Familia Santuario donde la Vida es acogida, defendida, y promovida

“Pero la familia -continuó Monseñor Eguren- es también «Santuario de la Vida». Por vocación ella está llamada a promover la vida humana desde la concepción hasta su fin natural. La familia es el ámbito natural donde la vida, don de Dios, es acogida y defendida de los muchos ataques y amenazas que hoy sufre. La vida humana es tan frágil en sus inicios, corre tantos peligros de ser destruida que necesita de la familia, de los padres, del hogar, para verse sostenida y protegida. La familia es también el lugar donde la vida humana puede desarrollarse según las exigencias de un auténtico crecimiento humano. El servicio que la familia presta a la vida no se reduce a la sola procreación sino que es también ayuda eficaz para transmitir y educar en valores auténticamente humanos y cristianos. Es importante señalar que cuando se afirma que la familia es «Santuario de la Vida» nos referimos además que es en ella donde se transmite, custodia y desarrolla la vida divina de la gracia, es decir la vida cristiana. Los padres cristianos son dos veces progenitores de sus hijos: en su vida natural y en su vida sobrenatural en Cristo. No descuiden los padres la administración de los sacramentos en sus hijos: El bautismo, la confirmación y la eucaristía así como la confesión sacramental. No posterguen por tanto tiempo el santo bautismo, el cual según el pedido de la Iglesia debe ser administrado a los recién nacidos durante el primer mes de vida. 
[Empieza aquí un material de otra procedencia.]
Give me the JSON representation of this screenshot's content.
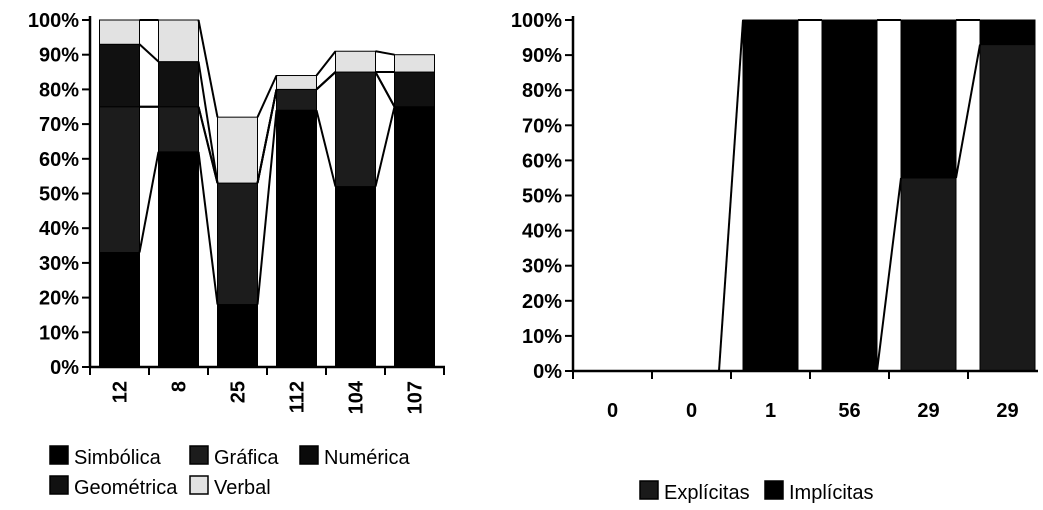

“Es en la familia donde la vida humana es percibida como don, como realidad sagrada, confiada a la responsabilidad, veneración y custodia amorosa de los padres. Son ciertamente los padres los que experimentan el milagro de la vida en sí mismos desde el momento de la concepción y los que descubren que la vida humana en cualquier fase o condición es siempre un bien porque en ella resplandece un reflejo de la misma realidad de Dios. La familia junto con la Iglesia está llamada a proclamar constantemente el carácter sagrado e inviolable de cada vida humana, desde su concepción hasta su fin natural. El ser humano debe ser respetado y tratado como persona desde el instante de su concepción con la fecundación y a partir de ese momento se le deben ver reconocidos todos sus derechos de persona, principalmente el derecho inviolable de todo ser humano inocente a la vida. Y este no es un asunto confesional sino de humanidad”, concluyó nuestro Pastor.